Sticking with the rope-a-dope theme, I'd say early next week is the perfect time for an Obama ad accusing McCain of sacrificing his honor to win the White House. It's a meme that's suddenly everywhere in the media. Yesterday's McCain appearance on "The View" and today's pieces in the Times and the Politico put an exclamation point on a week in which the media homed in on his Rovian campaign. The Politico piece, by Jonathan Martin, is especially good:
McCain seems to have made a choice that many politicians succumb to but that he had always promised to avoid — he appears ready to do whatever it takes to win, even it if soils his reputation.
“We recognize it’s not going to be 2000 again,” McCain spokesman Brian Rogers said, alluding to the media’s swooning coverage of McCain’s ill-fated crusade against then-Gov. George W. Bush and the GOP establishment. “But he lost then. We’re running a campaign to win.

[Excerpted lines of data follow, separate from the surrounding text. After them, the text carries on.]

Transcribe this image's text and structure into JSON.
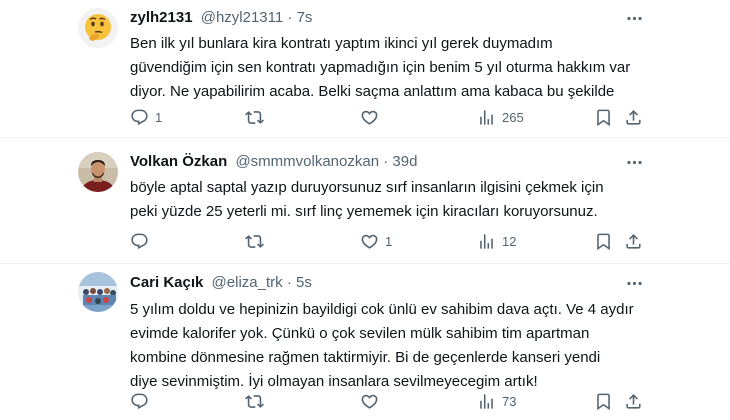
{
  "tweets": [
    {
      "name": "zylh2131",
      "handle": "@hzyl21311",
      "separator": "·",
      "time": "7s",
      "avatar_icon": "thinking-face-emoji",
      "lines": [
        "Ben ilk yıl bunlara kira kontratı yaptım ikinci yıl gerek duymadım",
        "güvendiğim için sen kontratı yapmadığın için benim 5 yıl oturma hakkım var",
        "diyor. Ne yapabilirim acaba. Belki saçma anlattım ama kabaca bu şekilde"
      ],
      "reply_count": "1",
      "retweet_count": "",
      "like_count": "",
      "view_count": "265"
    },
    {
      "name": "Volkan Özkan",
      "handle": "@smmmvolkanozkan",
      "separator": "·",
      "time": "39d",
      "avatar_icon": "person-photo-avatar",
      "lines": [
        "böyle aptal saptal yazıp duruyorsunuz sırf insanların ilgisini çekmek için",
        "peki yüzde 25 yeterli mi. sırf linç yememek için kiracıları koruyorsunuz."
      ],
      "reply_count": "",
      "retweet_count": "",
      "like_count": "1",
      "view_count": "12"
    },
    {
      "name": "Cari Kaçık",
      "handle": "@eliza_trk",
      "separator": "·",
      "time": "5s",
      "avatar_icon": "group-photo-avatar",
      "lines": [
        "5 yılım doldu ve hepinizin bayildigi cok ünlü ev sahibim dava açtı. Ve 4 aydır",
        "evimde kalorifer yok. Çünkü o çok sevilen mülk sahibim tim apartman",
        "kombine dönmesine rağmen taktirmiyir. Bi de geçenlerde kanseri yendi",
        "diye sevinmiştim. İyi olmayan insanlara sevilmeyecegim artık!"
      ],
      "reply_count": "",
      "retweet_count": "",
      "like_count": "",
      "view_count": "73"
    }
  ],
  "colors": {
    "text": "#0f1419",
    "secondary": "#536471",
    "divider": "#eff3f4",
    "icon": "#536471"
  },
  "icons": [
    "reply-icon",
    "retweet-icon",
    "like-icon",
    "views-icon",
    "bookmark-icon",
    "share-icon",
    "more-icon"
  ]
}
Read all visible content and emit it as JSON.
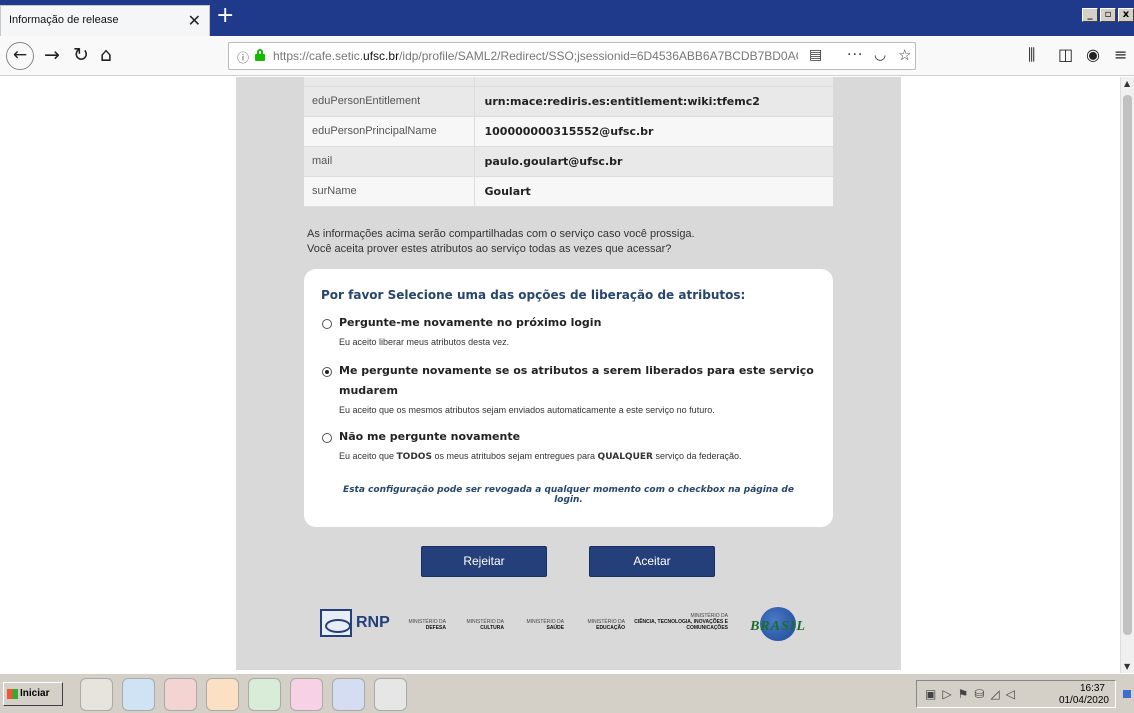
{
  "browser": {
    "tab_title": "Informação de release",
    "url_prefix": "https://cafe.setic.",
    "url_domain": "ufsc.br",
    "url_path": "/idp/profile/SAML2/Redirect/SSO;jsessionid=6D4536ABB6A7BCDB7BD0AC"
  },
  "attributes": [
    {
      "name": "",
      "value": ""
    },
    {
      "name": "eduPersonEntitlement",
      "value": "urn:mace:rediris.es:entitlement:wiki:tfemc2"
    },
    {
      "name": "eduPersonPrincipalName",
      "value": "100000000315552@ufsc.br"
    },
    {
      "name": "mail",
      "value": "paulo.goulart@ufsc.br"
    },
    {
      "name": "surName",
      "value": "Goulart"
    }
  ],
  "info": {
    "line1": "As informações acima serão compartilhadas com o serviço caso você prossiga.",
    "line2": "Você aceita prover estes atributos ao serviço todas as vezes que acessar?"
  },
  "options": {
    "title": "Por favor Selecione uma das opções de liberação de atributos:",
    "items": [
      {
        "label": "Pergunte-me novamente no próximo login",
        "label2": "",
        "desc": "Eu aceito liberar meus atributos desta vez.",
        "checked": false
      },
      {
        "label": "Me pergunte novamente se os atributos a serem liberados para este serviço",
        "label2": "mudarem",
        "desc": "Eu aceito que os mesmos atributos sejam enviados automaticamente a este serviço no futuro.",
        "checked": true
      },
      {
        "label": "Não me pergunte novamente",
        "label2": "",
        "desc_pre": "Eu aceito que ",
        "desc_b1": "TODOS",
        "desc_mid": " os meus atritubos sejam entregues para ",
        "desc_b2": "QUALQUER",
        "desc_post": " serviço da federação.",
        "checked": false
      }
    ],
    "revoke_line1": "Esta configuração pode ser revogada a qualquer momento com o checkbox na página de",
    "revoke_line2": "login."
  },
  "buttons": {
    "reject": "Rejeitar",
    "accept": "Aceitar"
  },
  "logos": {
    "rnp": "RNP",
    "ministries": [
      {
        "top": "MINISTÉRIO DA",
        "name": "DEFESA"
      },
      {
        "top": "MINISTÉRIO DA",
        "name": "CULTURA"
      },
      {
        "top": "MINISTÉRIO DA",
        "name": "SAÚDE"
      },
      {
        "top": "MINISTÉRIO DA",
        "name": "EDUCAÇÃO"
      },
      {
        "top": "MINISTÉRIO DA",
        "name": "CIÊNCIA, TECNOLOGIA, INOVAÇÕES E COMUNICAÇÕES"
      }
    ],
    "brasil": "BRASIL"
  },
  "taskbar": {
    "start": "Iniciar",
    "time": "16:37",
    "date": "01/04/2020"
  }
}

And we’re not too concerned about what the media filter tries to say about it.”
Rogers, who hung tough with McCain through the dark days of the primary and has lived through every high and low of this turbulent and unpredictable race, argues that they tried to run a high-ground campaign and sought to keep the candidate in front of the media in the fashion he enjoys. His point: No one paid any attention.
“We ran a different kind of campaign and nobody cared about us. They didn’t cover John McCain. So now you’ve got to be forward-leaning in everything,” he said.
The heavy lifting has been done here. The Obama campaign just needs to tie it together with a catchy ad.